Most currently available antifouling compounds are active against barnacles and algae and not against microbes like biofilm bacteria, which cause initial fouling of a submerged surface (Tang & Cooney 1998). Bacteria are the first organisms to foul submerged surfaces in the marine environment. Their subsequent multiplication and production of exopolymers leads to the formation of bacterial biofilms, which attract a large number of secondary fouling organisms (Steinberg et al. 2002). The interaction between bacteria and macrofoulers are dynamic and varied. The resultant biofouling community leads to economic and ecologic implications on both human-made structures and living surfaces.

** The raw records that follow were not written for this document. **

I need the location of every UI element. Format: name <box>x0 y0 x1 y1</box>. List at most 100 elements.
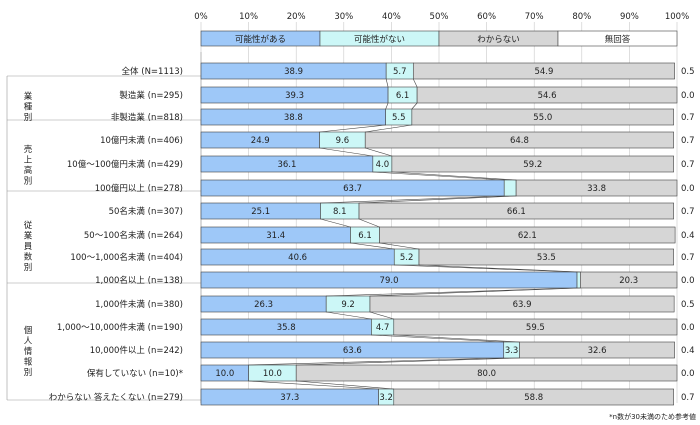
row-label: 50名未満 (n=307) <box>109 206 183 217</box>
row-label: 非製造業 (n=818) <box>111 112 183 123</box>
bar-segment-3 <box>295 364 678 382</box>
data-label: 36.1 <box>277 160 296 170</box>
data-label: 10.0 <box>215 369 234 379</box>
bar-segment-3 <box>519 341 675 359</box>
legend-label: 無回答 <box>605 34 631 45</box>
row-label: 1,000～10,000件未満 (n=190) <box>57 322 183 333</box>
connector-line <box>385 78 389 88</box>
x-tick-label: 90% <box>620 12 639 22</box>
data-label: 5.7 <box>393 67 407 77</box>
x-tick-label: 50% <box>430 12 449 22</box>
data-label: 79.0 <box>380 276 399 286</box>
connector-line <box>326 311 372 320</box>
data-label: 6.1 <box>396 91 410 101</box>
data-label: 33.8 <box>587 184 606 194</box>
bar-segment-3 <box>393 318 678 336</box>
data-label: 3.2 <box>379 393 393 403</box>
data-label: 54.6 <box>538 91 557 101</box>
no-answer-label: 0.5 <box>681 300 695 310</box>
no-answer-label: 0.0 <box>681 91 695 101</box>
data-label: 31.4 <box>266 231 285 241</box>
row-label: 全体 (N=1113) <box>122 66 183 77</box>
x-tick-label: 60% <box>477 12 496 22</box>
row-label: 100～1,000名未満 (n=404) <box>70 252 183 263</box>
connector-line <box>365 124 412 133</box>
bar-segment-3 <box>515 179 678 197</box>
data-label: 64.8 <box>510 136 529 146</box>
data-label: 80.0 <box>477 369 496 379</box>
connector-line <box>320 195 505 204</box>
row-label: 50～100名未満 (n=264) <box>84 230 183 241</box>
row-label: 100億円以上 (n=278) <box>95 183 183 194</box>
connector-line <box>385 102 389 110</box>
row-label: 10億円未満 (n=406) <box>100 135 183 146</box>
data-label: 40.6 <box>288 253 307 263</box>
no-answer-label: 0.7 <box>681 393 695 403</box>
no-answer-label: 0.0 <box>681 184 695 194</box>
connector-line <box>411 102 418 110</box>
x-tick-label: 0% <box>194 12 208 22</box>
connector-line <box>359 195 517 204</box>
data-label: 63.9 <box>513 300 532 310</box>
connector-line <box>248 380 379 390</box>
row-label: 10億～100億円未満 (n=429) <box>67 159 183 170</box>
x-tick-label: 10% <box>239 12 258 22</box>
legend-swatch <box>557 30 678 47</box>
data-label: 54.9 <box>534 67 553 77</box>
data-label: 5.5 <box>392 113 406 123</box>
connector-line <box>413 78 418 88</box>
data-label: 32.6 <box>588 346 607 356</box>
data-label: 25.1 <box>251 207 270 217</box>
no-answer-label: 0.4 <box>681 346 695 356</box>
no-answer-label: 0.7 <box>681 136 695 146</box>
data-label: 38.8 <box>284 113 303 123</box>
row-label: 保有していない (n=10)* <box>87 368 183 379</box>
x-tick-label: 40% <box>382 12 401 22</box>
group-label: 売上高別 <box>24 144 33 187</box>
connector-line <box>365 147 392 157</box>
bar-segment-3 <box>580 271 678 289</box>
x-axis-ticks: 0% 10% 20% 30% 40% 50% 60% 70% 80% 90% 100% <box>194 12 689 22</box>
data-label: 63.7 <box>343 184 362 194</box>
data-label: 8.1 <box>333 207 347 217</box>
data-label: 37.3 <box>280 393 299 403</box>
legend: 可能性がある 可能性がない わからない 無回答 <box>200 30 678 47</box>
no-answer-label: 0.7 <box>681 113 695 123</box>
data-label: 3.3 <box>505 346 519 356</box>
connector-line <box>393 334 520 343</box>
data-label: 59.5 <box>526 323 545 333</box>
no-answer-label: 0.0 <box>681 276 695 286</box>
bar-segment-3 <box>412 62 675 80</box>
legend-label: 可能性がない <box>354 34 405 45</box>
connector-line <box>319 124 386 133</box>
data-label: 39.3 <box>285 91 304 101</box>
group-label: 従業員数別 <box>24 220 33 273</box>
data-label: 4.0 <box>376 160 390 170</box>
row-label: 製造業 (n=295) <box>119 90 183 101</box>
bar-segment-3 <box>364 131 674 149</box>
bar-segment-3 <box>393 388 674 406</box>
connector-line <box>320 218 351 228</box>
group-label: 業種別 <box>24 91 33 123</box>
data-label: 24.9 <box>251 136 270 146</box>
data-label: 58.8 <box>524 393 543 403</box>
connector-line <box>372 171 505 181</box>
connector-line <box>418 264 581 273</box>
data-label: 53.5 <box>537 253 556 263</box>
connector-line <box>379 242 420 250</box>
row-label: 1,000件未満 (n=380) <box>95 299 183 310</box>
data-label: 10.0 <box>263 369 282 379</box>
connector-line <box>350 242 395 250</box>
bar-segment-3 <box>418 248 674 266</box>
data-label: 4.7 <box>376 323 390 333</box>
bar-rows: 全体 (N=1113) 38.9 5.7 54.9 0.5 製造業 (n=295) 39.3… <box>49 62 695 406</box>
data-label: 5.2 <box>400 253 414 263</box>
segment-connectors <box>248 78 581 390</box>
x-tick-label: 100% <box>665 12 689 22</box>
data-label: 62.1 <box>518 231 537 241</box>
footnote: *n数が30未満のため参考値 <box>609 412 696 421</box>
no-answer-label: 0.7 <box>681 160 695 170</box>
connector-line <box>358 218 380 228</box>
data-label: 38.9 <box>284 67 303 77</box>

However, bacteria do not colonize all submerged surfaces in a uniform manner and are influenced by many physical and chemical factors (Fletcher & Marshall 1982). The colonization process of the bacteria in the living marine surfaces may also be influenced by the secondary metabolites produced by the epibiont host. There exists an inverse correlation between macrofouling and antimicrobial activity of the epibiont host (Koh 1997, Santhana Ramasamy & Murugan 2003). This has been proposed as evidence that secondary metabolites are involved in the control of epibiosis (Slattery et al. 1995, Newbold et al. 1999). So, the natural mechanism of upsetting the development of the microfouling bacterial community by nontoxic marine natural compounds produced by the foul free host organisms may be taken as the most desirable way for breaking the fouling chain to reduce macrofouling settlement.

The cnidarians, sponges, ascidians, bryozoans, marine plant, and the like have received much attention and widely studied for antifouling activity (Clare 1996, Fusetani 2004). The study on the bioactivity of marine mollusc metabolites is scanty except for the nudibranchs. Rinehart et al. (1981) opined that marine molluscs might provide potential for isolating compounds with specific activity against certain microorganisms or cell types. Molluscan forms do exhibit adaptations to avoid fouling of their surface. The rare incidence of fouling on the Helgoland snails of Littorina littorea is due to the density dependent mutual grazing (Wahl et al. 1998). The periostracum of the mussel Mytilus edulis has been shown to possess some repellents to avoid fouling of their surface (Wahl et al. 1998).

The gelatinous egg masses of marine molluscs also have no physical protection from predation. So, many marine molluscs might have evolved mechanisms to avoid predation and surface fouling on their egg masses. Lord (1986) has demonstrated that the content of the egg capsules in Nucella lapillus was free from bacterial contamination and the capsule wall was impermeable to bacteria. Benkendorff et al. (2001) indicated that antibacterial compounds are common in both tough egg capsules and gelatinous egg masses, suggesting that chemical defense is the primary mechanism used to maintain an axenic environment for embryonic development. The egg masses of some marine molluscs have been the source of several compounds with antibacterial activity (Kamiya et al. 1984, Matsunaga et al. 1986, Yamazaki 1993, Benkendorff et al. 2000a, Pawlik et al. 1988). But, study on the antimicrobial properties of the marine molluscs against marine bacteria is scanty except a few works (Kamiya et al. 1984, Benkendorff et al. 2000b, Mitta et al. 2000, Benkendorff et al. 2001) and no previous studies have tested for activity against biofilm bacteria. So, in this study antimicrobial activity of a broad range of marine molluscs was evaluated against marine biofilm bacteria.